Associations representing the sports betting sector have criticised the exclusion of online casino games from the Brazilian sports betting bill which was approved by senators last week. With 37 votes in favour and 27 against, the senators included an amendment by Carlos Portinho excluding online casino games from the bill.
André Gelfi, president of the Brazilian Institute of Responsible Gaming (IBJR) said:
“It was really bad. Basically, they will regulate 30% of the market, which only has sports betting. Today, 70% of operators operate with online games. The vast majority offer both.”
André Gelfi claimed that, if the senator’s amendment is approved, most of operators that currently operate in the country from abroad will have no interest in obtaining a licence.
“We will have 75% to 80% of the market unregulated, with a lack of control, unlimited gambling, among other problems. It is a very bad decision for the organization of the iGaming market as a whole,” he said.
According to Wesley Cardia, president of the National Association of Gaming and Lotteries (ANJL). “Not voting for regulation is helping to maintain illegal gambling.”
In addition, the ANJL issued an official statement regarding the vote in the senate plenary saying that the government would lose out on significant tax revenue.
“In addition, the lack of regulations allows illegal websites to continue to operate outside the rules established by the Ministry of Finance. It harms supervision and maintains insecurity for bettors, leaving them at the mercy of irresponsible and abusive gambling practices . . . . The ANJL hopes that the Chamber of Deputies corrects this omission by the Federal Senate, also bringing online games into the realm of legality and good regulation.”

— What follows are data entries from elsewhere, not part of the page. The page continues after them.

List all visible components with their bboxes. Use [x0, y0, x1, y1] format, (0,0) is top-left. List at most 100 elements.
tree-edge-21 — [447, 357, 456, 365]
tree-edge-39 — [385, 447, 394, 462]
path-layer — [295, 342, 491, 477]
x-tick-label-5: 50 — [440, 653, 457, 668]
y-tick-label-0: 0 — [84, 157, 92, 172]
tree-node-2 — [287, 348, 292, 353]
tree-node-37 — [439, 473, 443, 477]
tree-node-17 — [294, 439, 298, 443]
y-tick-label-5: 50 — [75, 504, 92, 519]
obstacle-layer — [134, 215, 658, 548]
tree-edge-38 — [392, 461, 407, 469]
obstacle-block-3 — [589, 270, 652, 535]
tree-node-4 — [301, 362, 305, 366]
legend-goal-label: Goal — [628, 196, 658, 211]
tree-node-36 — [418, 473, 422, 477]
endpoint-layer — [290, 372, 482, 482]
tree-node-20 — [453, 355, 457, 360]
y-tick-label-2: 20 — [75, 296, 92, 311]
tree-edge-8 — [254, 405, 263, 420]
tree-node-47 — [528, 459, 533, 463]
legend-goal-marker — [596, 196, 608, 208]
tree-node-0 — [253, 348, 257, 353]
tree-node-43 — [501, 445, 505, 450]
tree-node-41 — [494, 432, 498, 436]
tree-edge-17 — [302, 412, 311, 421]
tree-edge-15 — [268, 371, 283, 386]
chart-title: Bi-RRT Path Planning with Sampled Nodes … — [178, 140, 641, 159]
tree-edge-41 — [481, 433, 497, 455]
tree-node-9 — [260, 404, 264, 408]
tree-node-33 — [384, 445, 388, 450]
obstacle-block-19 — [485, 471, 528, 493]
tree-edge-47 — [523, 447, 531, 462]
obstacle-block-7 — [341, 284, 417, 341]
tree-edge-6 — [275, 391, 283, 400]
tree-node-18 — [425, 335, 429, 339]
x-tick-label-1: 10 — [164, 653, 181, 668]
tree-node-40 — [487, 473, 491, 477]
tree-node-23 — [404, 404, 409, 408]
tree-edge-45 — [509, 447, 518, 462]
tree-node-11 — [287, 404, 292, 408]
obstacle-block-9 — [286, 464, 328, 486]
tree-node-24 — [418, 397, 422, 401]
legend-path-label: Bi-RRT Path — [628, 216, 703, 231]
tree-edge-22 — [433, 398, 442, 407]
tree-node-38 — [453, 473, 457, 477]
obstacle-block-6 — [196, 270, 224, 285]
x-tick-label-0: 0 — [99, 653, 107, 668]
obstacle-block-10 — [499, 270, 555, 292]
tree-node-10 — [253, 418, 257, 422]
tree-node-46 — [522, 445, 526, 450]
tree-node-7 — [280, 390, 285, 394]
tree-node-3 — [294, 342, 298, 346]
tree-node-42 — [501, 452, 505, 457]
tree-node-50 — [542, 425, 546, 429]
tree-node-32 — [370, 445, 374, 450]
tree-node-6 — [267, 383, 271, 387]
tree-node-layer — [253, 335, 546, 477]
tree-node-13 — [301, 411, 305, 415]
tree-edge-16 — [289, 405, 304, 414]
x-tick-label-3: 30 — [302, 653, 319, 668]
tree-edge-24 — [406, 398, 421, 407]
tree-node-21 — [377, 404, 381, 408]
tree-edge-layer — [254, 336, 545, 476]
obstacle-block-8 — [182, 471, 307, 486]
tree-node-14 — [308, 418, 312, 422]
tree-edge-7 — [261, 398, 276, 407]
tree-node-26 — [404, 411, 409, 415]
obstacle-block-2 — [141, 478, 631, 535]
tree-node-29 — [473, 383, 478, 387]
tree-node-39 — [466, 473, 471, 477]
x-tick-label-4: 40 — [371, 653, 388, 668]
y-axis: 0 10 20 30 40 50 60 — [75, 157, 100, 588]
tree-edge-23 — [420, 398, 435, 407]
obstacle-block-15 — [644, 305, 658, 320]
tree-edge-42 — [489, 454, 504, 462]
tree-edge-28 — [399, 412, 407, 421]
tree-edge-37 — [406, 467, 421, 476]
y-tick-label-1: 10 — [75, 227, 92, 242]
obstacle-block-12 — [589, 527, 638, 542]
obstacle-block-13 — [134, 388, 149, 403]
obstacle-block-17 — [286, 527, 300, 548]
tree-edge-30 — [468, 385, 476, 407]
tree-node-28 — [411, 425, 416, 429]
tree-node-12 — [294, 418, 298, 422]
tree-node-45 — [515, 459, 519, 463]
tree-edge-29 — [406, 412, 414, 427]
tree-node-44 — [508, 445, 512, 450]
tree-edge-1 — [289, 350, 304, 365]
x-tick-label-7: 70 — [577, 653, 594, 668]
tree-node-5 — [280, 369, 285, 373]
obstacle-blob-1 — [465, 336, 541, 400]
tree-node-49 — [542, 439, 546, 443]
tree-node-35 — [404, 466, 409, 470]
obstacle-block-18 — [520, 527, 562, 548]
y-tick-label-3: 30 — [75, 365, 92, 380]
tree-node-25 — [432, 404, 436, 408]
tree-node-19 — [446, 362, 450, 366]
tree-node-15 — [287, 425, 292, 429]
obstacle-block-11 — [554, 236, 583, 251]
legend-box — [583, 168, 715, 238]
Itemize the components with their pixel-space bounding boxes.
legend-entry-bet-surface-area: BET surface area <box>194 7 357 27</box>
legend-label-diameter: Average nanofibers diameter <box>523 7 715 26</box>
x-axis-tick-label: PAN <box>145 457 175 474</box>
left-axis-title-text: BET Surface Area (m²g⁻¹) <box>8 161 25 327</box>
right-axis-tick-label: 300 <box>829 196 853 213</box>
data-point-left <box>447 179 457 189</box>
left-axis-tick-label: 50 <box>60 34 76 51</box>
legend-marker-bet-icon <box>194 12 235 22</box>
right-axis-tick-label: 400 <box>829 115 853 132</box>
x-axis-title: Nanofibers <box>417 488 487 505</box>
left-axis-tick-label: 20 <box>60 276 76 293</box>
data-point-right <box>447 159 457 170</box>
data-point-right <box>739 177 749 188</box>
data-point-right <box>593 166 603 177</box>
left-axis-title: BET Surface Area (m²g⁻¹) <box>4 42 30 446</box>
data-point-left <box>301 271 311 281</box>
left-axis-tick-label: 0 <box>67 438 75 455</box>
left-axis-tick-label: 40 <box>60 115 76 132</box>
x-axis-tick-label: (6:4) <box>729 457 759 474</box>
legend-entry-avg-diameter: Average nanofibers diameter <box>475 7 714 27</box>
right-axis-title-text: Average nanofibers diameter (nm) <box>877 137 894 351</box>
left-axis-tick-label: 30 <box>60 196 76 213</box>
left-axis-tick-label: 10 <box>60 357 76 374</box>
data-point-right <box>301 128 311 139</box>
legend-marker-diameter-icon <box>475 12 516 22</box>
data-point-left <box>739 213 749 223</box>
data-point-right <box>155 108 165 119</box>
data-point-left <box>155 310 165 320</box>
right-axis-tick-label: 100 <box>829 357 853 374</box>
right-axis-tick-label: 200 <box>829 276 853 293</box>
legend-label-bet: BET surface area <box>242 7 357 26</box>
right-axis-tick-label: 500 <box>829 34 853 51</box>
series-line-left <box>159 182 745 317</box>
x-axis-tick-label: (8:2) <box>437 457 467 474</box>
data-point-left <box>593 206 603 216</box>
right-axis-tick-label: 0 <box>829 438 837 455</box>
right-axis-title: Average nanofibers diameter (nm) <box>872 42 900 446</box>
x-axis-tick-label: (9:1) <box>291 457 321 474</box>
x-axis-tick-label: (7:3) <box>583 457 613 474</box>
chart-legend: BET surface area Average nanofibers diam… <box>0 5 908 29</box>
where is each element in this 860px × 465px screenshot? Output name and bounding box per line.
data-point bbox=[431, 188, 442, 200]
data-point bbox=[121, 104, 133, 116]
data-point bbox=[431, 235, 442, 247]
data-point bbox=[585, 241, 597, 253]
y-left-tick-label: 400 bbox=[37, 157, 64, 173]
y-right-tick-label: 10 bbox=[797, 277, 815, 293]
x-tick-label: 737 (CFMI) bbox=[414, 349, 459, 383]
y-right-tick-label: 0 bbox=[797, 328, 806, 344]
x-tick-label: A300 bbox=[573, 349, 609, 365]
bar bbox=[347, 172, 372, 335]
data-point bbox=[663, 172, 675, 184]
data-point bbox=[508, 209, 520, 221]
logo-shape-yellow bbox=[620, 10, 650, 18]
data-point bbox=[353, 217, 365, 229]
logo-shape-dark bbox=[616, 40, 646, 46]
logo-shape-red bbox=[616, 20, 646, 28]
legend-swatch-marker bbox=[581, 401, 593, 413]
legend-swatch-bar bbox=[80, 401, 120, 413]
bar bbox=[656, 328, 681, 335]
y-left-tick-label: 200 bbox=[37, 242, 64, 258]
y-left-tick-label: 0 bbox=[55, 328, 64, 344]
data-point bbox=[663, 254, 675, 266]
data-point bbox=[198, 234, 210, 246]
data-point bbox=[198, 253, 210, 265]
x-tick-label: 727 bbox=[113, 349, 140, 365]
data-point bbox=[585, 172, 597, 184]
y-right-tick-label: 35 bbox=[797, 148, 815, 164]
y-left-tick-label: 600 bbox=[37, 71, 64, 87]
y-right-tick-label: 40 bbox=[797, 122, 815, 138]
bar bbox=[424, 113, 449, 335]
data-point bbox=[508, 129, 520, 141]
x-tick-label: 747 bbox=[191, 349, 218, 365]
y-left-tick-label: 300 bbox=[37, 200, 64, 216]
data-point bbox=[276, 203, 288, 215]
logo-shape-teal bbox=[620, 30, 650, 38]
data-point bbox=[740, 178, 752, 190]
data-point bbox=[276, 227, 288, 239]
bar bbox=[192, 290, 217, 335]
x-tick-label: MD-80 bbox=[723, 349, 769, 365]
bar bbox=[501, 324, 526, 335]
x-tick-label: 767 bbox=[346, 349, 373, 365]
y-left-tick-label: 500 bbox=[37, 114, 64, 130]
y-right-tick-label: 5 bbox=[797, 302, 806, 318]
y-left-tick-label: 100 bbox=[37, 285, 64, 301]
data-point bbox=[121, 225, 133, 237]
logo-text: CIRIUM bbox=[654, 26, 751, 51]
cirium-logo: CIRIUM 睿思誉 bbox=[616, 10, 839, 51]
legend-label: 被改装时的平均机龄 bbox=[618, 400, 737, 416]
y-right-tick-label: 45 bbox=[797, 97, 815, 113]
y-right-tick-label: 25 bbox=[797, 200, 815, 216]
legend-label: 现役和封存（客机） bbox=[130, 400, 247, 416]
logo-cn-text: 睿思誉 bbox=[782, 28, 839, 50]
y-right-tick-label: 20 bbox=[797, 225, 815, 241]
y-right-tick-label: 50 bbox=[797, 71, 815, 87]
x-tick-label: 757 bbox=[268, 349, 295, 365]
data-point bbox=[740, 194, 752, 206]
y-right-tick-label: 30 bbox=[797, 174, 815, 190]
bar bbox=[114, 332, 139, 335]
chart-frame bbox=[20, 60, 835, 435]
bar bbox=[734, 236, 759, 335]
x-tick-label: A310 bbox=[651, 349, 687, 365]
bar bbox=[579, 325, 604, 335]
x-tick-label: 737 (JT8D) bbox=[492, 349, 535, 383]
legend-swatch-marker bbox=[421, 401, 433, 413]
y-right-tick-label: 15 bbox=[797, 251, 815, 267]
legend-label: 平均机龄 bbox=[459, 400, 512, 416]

The senate plenary approved the basic text of the bill that regulates sports betting (PL 3.626/2023), from the Executive Branch. As the bill was modified in the Senate, the text will return to the Chamber of Deputies for analysis. The bill still has to pass the lower house before being signed into law. The proposal imposes 12% revenue tax for online betting companies and 15% on the winnings paid to gamblers. The senate bill increased the duration of licences from three to five years and allows each licensed company permission to run three instead of just one online betting platform. License fees remained unchanged at R$30 million.